Development and Clinical Validation of an Automated Artificial Intelligence System for Bowel Wall Thickness Assessment in Adult Inflammatory Bowel Diseases.
Authors
Affiliations (3)
Affiliations (3)
- Luigi Sacco University Hospital, Gastroenterology Unit, Department of Biomedical and Clinical Sciences, "L.Sacco" University Hospital, Lombardy, Italy, Milan.
- IRCCS Ospedale Casa Sollievo della Sofferenza, Gastroenterology, Italy, San Giovanni Rotondo.

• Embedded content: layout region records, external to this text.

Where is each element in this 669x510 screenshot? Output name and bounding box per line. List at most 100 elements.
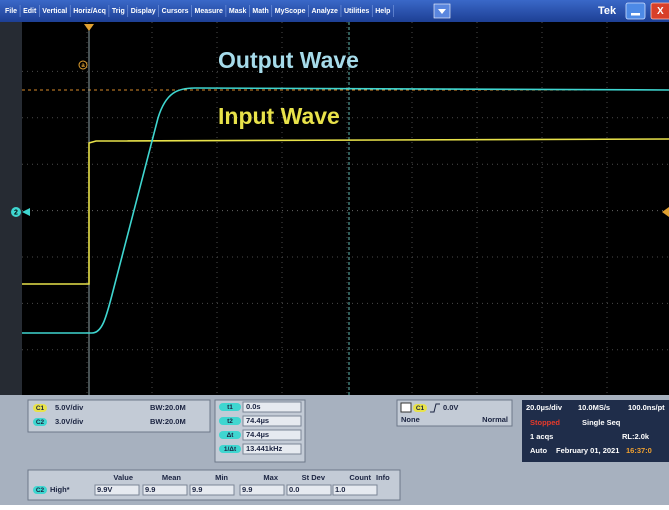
cursor-badge: [219, 431, 241, 439]
brand: Tek: [598, 5, 617, 17]
measurement-header: St Dev: [302, 473, 326, 482]
trigger-slope: [430, 403, 440, 413]
cursor-value: 74.4µs: [246, 430, 269, 439]
cursor-badge: [219, 445, 241, 453]
channel-bandwidth: BW:20.0M: [150, 403, 186, 412]
record-length: RL:2.0k: [622, 432, 650, 441]
cursor-value-box: [242, 415, 302, 427]
channel-bandwidth: BW:20.0M: [150, 417, 186, 426]
trigger-auto: Auto: [530, 446, 547, 455]
cursor-value-box: [242, 443, 302, 455]
cursor-badge-label: t2: [227, 418, 233, 425]
menu-item[interactable]: MyScope: [275, 8, 306, 15]
input-wave-label: Input Wave: [218, 103, 340, 129]
measurement-cell: [286, 484, 332, 496]
menu-item[interactable]: File: [5, 8, 17, 15]
measurement-cell: [189, 484, 235, 496]
trigger-level: 0.0V: [443, 403, 458, 412]
measurement-cell: [332, 484, 378, 496]
trigger-position-marker: [84, 24, 94, 31]
menu-bar-bg: [0, 0, 669, 22]
measurement-cell: [239, 484, 285, 496]
acq-count: 1 acqs: [530, 432, 553, 441]
channel-badge: [33, 418, 47, 426]
channel-marker-label: 2: [14, 209, 18, 216]
time: 16:37:0: [626, 446, 652, 455]
measurement-header: Min: [215, 473, 228, 482]
measurement-value: 9.9: [192, 485, 202, 494]
cursor-value: 0.0s: [246, 402, 261, 411]
cursor-badge: [219, 403, 241, 411]
waveform-display: [22, 22, 669, 395]
trigger-level-marker: [662, 207, 669, 217]
measurement-name: High*: [50, 485, 70, 494]
cursor-badge: [219, 417, 241, 425]
measurement-value: 0.0: [289, 485, 299, 494]
acq-state: Stopped: [530, 418, 560, 427]
channel-scale: 3.0V/div: [55, 417, 84, 426]
channel-scale: 5.0V/div: [55, 403, 84, 412]
minimize-button[interactable]: [625, 2, 646, 20]
measurement-header: Mean: [162, 473, 182, 482]
trigger-badge-label: C1: [416, 405, 425, 412]
menu-item[interactable]: Utilities: [344, 8, 369, 15]
trigger-mode: Normal: [482, 415, 508, 424]
measurement-cell: [94, 484, 140, 496]
menu-item[interactable]: Math: [252, 8, 268, 15]
menu-item[interactable]: Horiz/Acq: [73, 8, 106, 15]
cursor-value: 13.441kHz: [246, 444, 283, 453]
channel-box: [27, 399, 211, 433]
channel-marker: [11, 207, 21, 217]
sample-rate: 10.0MS/s: [578, 403, 610, 412]
menu-item[interactable]: Cursors: [162, 8, 189, 15]
menu-bar: Tek X File Edit Vertical Horiz/Acq Trig Displ…: [0, 0, 669, 22]
horizontal-scale: 20.0µs/div: [526, 403, 563, 412]
output-wave-trace: [22, 87, 669, 334]
menu-item[interactable]: Measure: [194, 8, 223, 15]
measurement-source-badge: [33, 486, 47, 494]
close-button[interactable]: [650, 2, 669, 20]
left-strip: [0, 22, 22, 395]
cursor-badge-label: Δt: [227, 432, 235, 439]
menu-item[interactable]: Trig: [112, 8, 125, 15]
measurement-value: 9.9V: [97, 485, 112, 494]
trigger-badge: [413, 404, 427, 412]
cursor-badge-label: 1/Δt: [224, 446, 237, 453]
channel-badge: [33, 404, 47, 412]
menu-item[interactable]: Vertical: [42, 8, 67, 15]
measurement-header: Info: [376, 473, 390, 482]
cursor-marker-label: a: [81, 63, 85, 69]
measurement-value: 1.0: [335, 485, 345, 494]
date: February 01, 2021: [556, 446, 619, 455]
menu-item[interactable]: Analyze: [311, 8, 338, 15]
menu-item[interactable]: Mask: [229, 8, 247, 15]
channel-arrow: [22, 208, 30, 216]
menu-item[interactable]: Edit: [23, 8, 37, 15]
measurement-header: Max: [263, 473, 278, 482]
measurement-value: 9.9: [145, 485, 155, 494]
measurement-cell: [142, 484, 188, 496]
acq-mode: Single Seq: [582, 418, 621, 427]
resolution: 100.0ns/pt: [628, 403, 665, 412]
minimize-icon: [631, 13, 640, 16]
menu-item[interactable]: Display: [131, 8, 156, 15]
measurement-value: 9.9: [242, 485, 252, 494]
acquisition-box: [522, 400, 669, 462]
cursor-value-box: [242, 401, 302, 413]
channel-badge-label: C1: [36, 405, 45, 412]
measurement-header: Count: [349, 473, 371, 482]
input-wave-trace: [22, 138, 669, 285]
cursor-value-box: [242, 429, 302, 441]
trigger-coupling: None: [401, 415, 420, 424]
dropdown-arrow: [438, 9, 446, 14]
close-label: X: [657, 6, 664, 17]
trigger-icon: [400, 402, 412, 413]
output-wave-label: Output Wave: [218, 47, 359, 73]
measurement-source-badge-label: C2: [36, 487, 45, 494]
menu-item[interactable]: Help: [375, 8, 390, 15]
cursor-badge-label: t1: [227, 404, 233, 411]
cursor-value: 74.4µs: [246, 416, 269, 425]
measurement-header: Value: [113, 473, 133, 482]
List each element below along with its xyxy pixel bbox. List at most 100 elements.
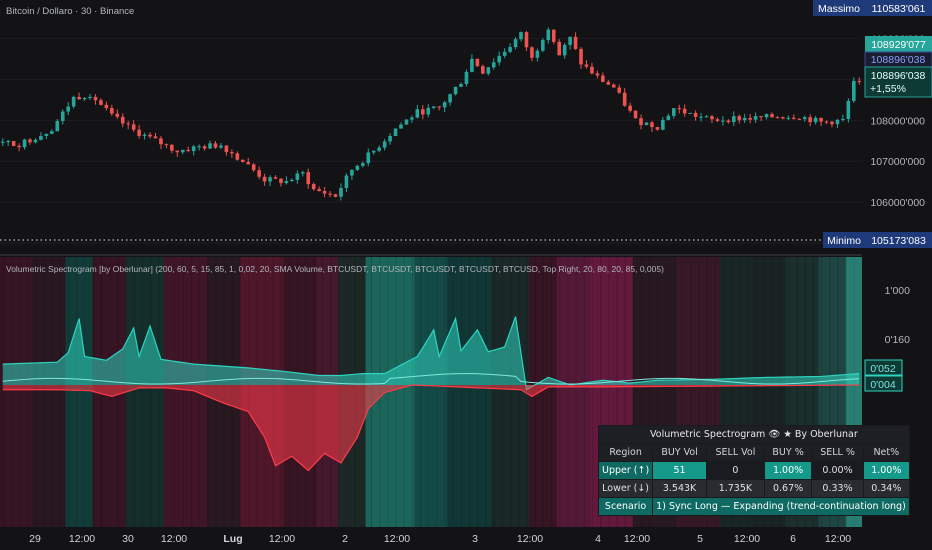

- Samsung Group, 3Clinical Research Group, Samsung Healthcare, Seoul, Korea (the Republic of), Seoul.
Abstract
Intestinal ultrasound (IUS) is used to assess and monitor inflammatory bowel disease (IBD). Bowel wall thickness (BWT) is its key marker, but accurate measurement is operator-dependent and requires expertise. Artificial intelligence (AI) may reduce variability and support IUS implementation. We developed and validated an AI model to detect bowel wall layers and measure BWT. We developed a deep learning system (BowelAssist,BA) based on pre-trained convolutional neural network. A dataset of 9000 images (711 patients, 421 IBD) was used for training (80%), validation (10%) and testing (10%). Ground-truth annotations of bowel wall layers for 3000 segments were provided by an expert sonographer. External validation was performed live in 35 patients (67 bowel segments), with additional blinded evaluation by a trained operator in 19 (30 segments). BA performance -including BWT measurement, wall-layer recognition, and intra- and inter-observer agreement- was compared with manual measurements using Pearson's correlation and Bland-Altman analysis. BA analysis was feasible in 94.7% of measurements. It showed excellent agreement with manual BWT measurements (r=0.88 for cross-sectional and r=0.77 for longitudinal scans), and low mean absolute errors (<0.45mm). Sensitivity and specificity for detecting pathological BWT were 83.6% and 95.7%. Intra-observer reproducibility of BA measurements was >0.90 and inter-observer reproducibility between expert and trained operators was 0.53 for cross-sectional and 0.57 for longitudinal scans. Stratification recognition showed sensitivity of 90.1% and specificity of 83.8%. AI-based model provides accurate, reproducible assessment of BWT supporting its integration into clinical and research workflows for objective evaluation of IBD activity.